Las autoridades portuarias dieron ayer un importante paso para liberarse de la pesada losa que a menudo representan los buques incautados por narcotráfico o blanqueo de capitales, de tal forma que, en virtud del convenio firmado en Madrid, podrán asumir la enajenación de estas embarcaciones antes de sentencia firme.
Las autoridades portuarias dieron ayer un importante paso para liberarse de la pesada losa que a menudo representan los buques incautados por narcotráfico o blanqueo de capitales, de tal forma que, en virtud del convenio firmado en Madrid, podrán asumir la enajenación de estas embarcaciones antes de sentencia firme.
Tal y como expuso la ministra de Fomento, Ana Pastor, estos buques inmersos en procesos judiciales por narcotráfico o blanqueo de capitales han venido siendo históricamente en los puertos un serio problema económico, por el impago de las tasas; operativo, por ocupar espacio en los muelles; y de seguridad, al representar un peligro por su deterioro y no contar ni con capitán ni consignatario, redundando en riesgos de tráfico y explotación.

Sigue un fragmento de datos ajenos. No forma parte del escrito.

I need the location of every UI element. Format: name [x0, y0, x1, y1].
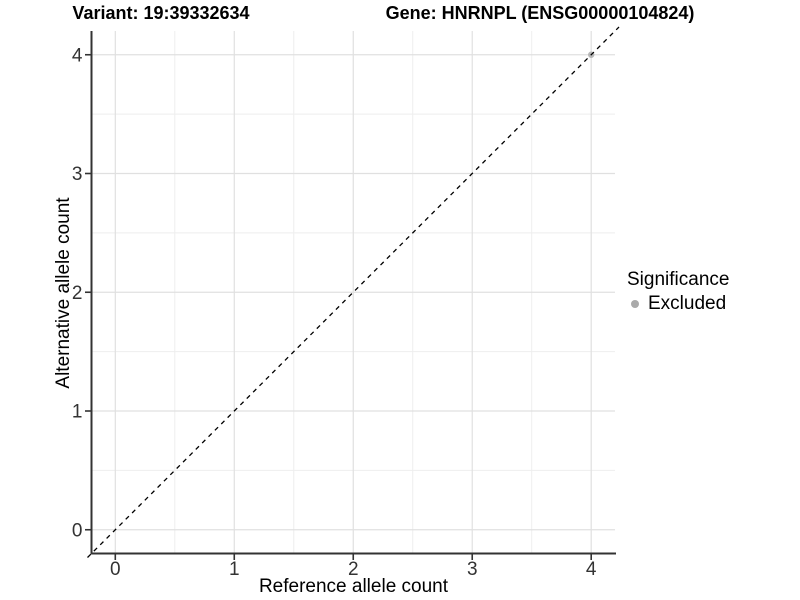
gene-title: Gene: HNRNPL (ENSG00000104824)	[385, 3, 695, 23]
y-tick-label: 1	[72, 402, 83, 423]
x-tick-label: 0	[110, 559, 121, 580]
x-tick-label: 2	[348, 559, 359, 580]
x-tick-label: 3	[467, 559, 478, 580]
y-tick-label: 4	[72, 45, 83, 66]
y-tick-label: 0	[72, 520, 83, 541]
y-axis-title: Alternative allele count	[53, 197, 74, 389]
legend-item-label: Excluded	[648, 293, 727, 314]
y-tick-label: 3	[72, 164, 83, 185]
legend-title: Significance	[627, 269, 730, 290]
x-tick-label: 1	[229, 559, 240, 580]
y-tick-label: 2	[72, 283, 83, 304]
legend: Significance Excluded	[627, 268, 729, 315]
variant-title: Variant: 19:39332634	[72, 3, 250, 23]
x-axis-title: Reference allele count	[258, 576, 449, 597]
excluded-point-icon	[631, 300, 639, 308]
x-tick-label: 4	[586, 559, 597, 580]
legend-item-excluded: Excluded	[627, 293, 729, 315]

Por otro lado, según destacó el fiscal general del Estado, Eduardo Torres-Dulce, la tardanza para estos procesos de una sentencia firme ha generado históricamente que estos buques terminen deteriorándose gravemente y derivando en inservibles, sin que en el momento de su enajenación se pueda lograr unos ingresos que ayuden a compensar los delitos en los que hayan intervenido.
Para lograr una fórmula que dé solución a esta problemática, Consejo General del Poder Judicial, Ministerio de Justicia, Fiscalía General del Estado, Ministerio de Fomento y Puertos del Estado firmaron ayer un convenio por el cual, a instancias del juez instructor y como desarrollo de la Ley de Enjuiciamiento Criminal, se podrá proceder a la enajenación de buques y embarcaciones aprehendidos en procesos de narcotráfico y blanqueo antes de sentencia firme, de tal forma que las autoridades portuarias jugarán un papel “fundamental”, según destacó el ministro de Justicia, Alberto Ruiz-Gallardón, al ser las entidades designadas para acometer el proceso de enajenación e integrarse a través de ellas en las arcas públicas el dinero recaudado.
“No sólo no se va a generar un incremento del gasto público, sino todo lo contrario”, subrayó Pastor.